Wales fans on sacrifice to 'live the Euros dream'

Image caption Mathew John Hughes has put his van up for sale in a bid to follow the national team's championship journey

When Wales began its Euro 2016 campaign, thousands of enthusiastic fans had cleared their diaries and planned family holidays around the tournament's early fixtures, expecting just a two-week sojourn in France.

But as the history-making side enters its fourth week in the competition, die-hard supporters are going to extraordinary lengths to continue living the dream alongside their heroes.

There are reports of fans losing their jobs because of their determination to remain in France for the duration, while one man from Dinas Powys, Vale of Glamorgan, persuaded his American boss to let him stay in France after a Facebook campaign garnered 1,000 likes.

Wednesday's semi-final against Portugal is a game nobody wants to miss, not least Mathew John Hughes from Porthmadog, Gwynedd.

The Royal Mail engineer has put his only means of transport up for sale in a bid to follow the national team's championship journey to its conclusion.

He is hoping to sell his van for £1,800, despite already having already spent £2,500 on match tickets, travel and accommodation.

He said: "I think it's one of those moments you are going to savour forever.

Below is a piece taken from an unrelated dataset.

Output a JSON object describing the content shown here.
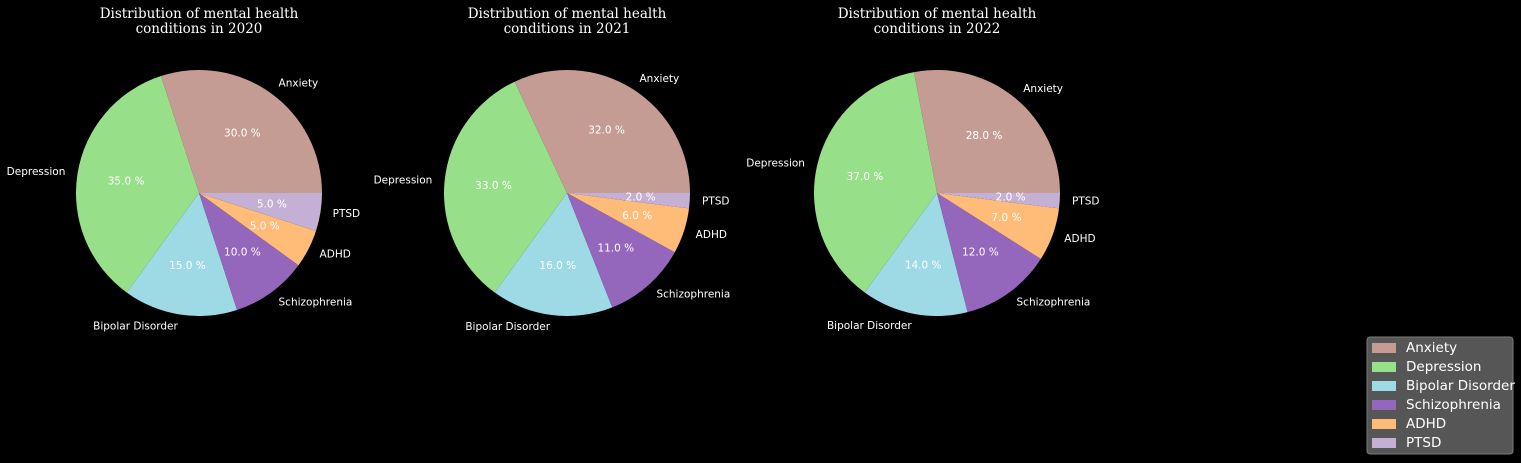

"The memories of this trip will last a lifetime so it has been pretty good. I'm still buzzing."

Image caption Dion Morgan says his friend was happy to live in debt for the next few months just to "live the dream"

Dion Morgan from Porthmadog lives in Melbourne where he works in Australian mining.

He is spending £2,600 to get to the semi-final in Lyon and has promised his partner he will "do the ironing for life" to make up for it.

Ywain Gwynedd from Bethel, near Caernarfon, is raiding his savings account to make the return journey to France after already splashing out on an expensive two-week family holiday in Bordeaux at the start of the tournament.

He said: "Personally I'm okay, I've got savings that will cover me for the trip but my mate is happy to live in debt for the next few months just to live the dream."

Image caption Ywain Gwynedd has raided his savings account to make the return journey to France

Unfortunately some fans have fallen foul of online scams.

Scott Richardson's girlfriends paid £600 for tickets to the game on social media which never materialised and they are now running an online campaign to recover the money.

He said: "It has soured things. It has been a massive expense in the first instance for us to get to France- the tickets, flights and accommodation and the day-to-day expenses.

"It's financially hit us hard as £600 is a lot of money to everybody."

Kieran Jones, a lifelong Cardiff City and Wales fan, has driven a total of 3,500 miles (5,700km) and spent £4,500 to see Wales in Euro 2016.

And it's not just the fans making big sacrifices to be there.

Image copyright Getty Images

Others have had to miss big family celebrations, like Welsh defender Chris Gunter, who is not going to his brother's wedding in Mexico.

His parents Sarah and Gerald have also taken the decision to miss the wedding of their other son Marc in order to watch Wales' historic Euro 2016 semi-final against Portugal, reports the Daily Mirror.

The Wales defender is now set to perform his best man duties via Skype.

Image copyright Getty Images

Wales midfielder Joe Ledley has had to postpone his own wedding plans following Wales' surprise victory.

He was due to marry Ruby May Ridgeway on Saturday July 9 but has had to rearrange.

Wales manager Chris Coleman's heavily pregnant wife Charlotte may not be able to travel to the final if Wales make it as she is now too pregnant to fly.

Image copyright Rex Features

And former Welsh player and commentator Robbie Savage is staying behind in France whilst his family go on their summer holiday.

Former Wales striker and BBC pundit Dean Saunders is also facing a huge parking fee after leaving his car in a short stay area at Birmingham Airport thinking Wales would go out early.

He is expected to see his parking charges rise to £1,000, although the airport has offered to waive the fees if Wales win.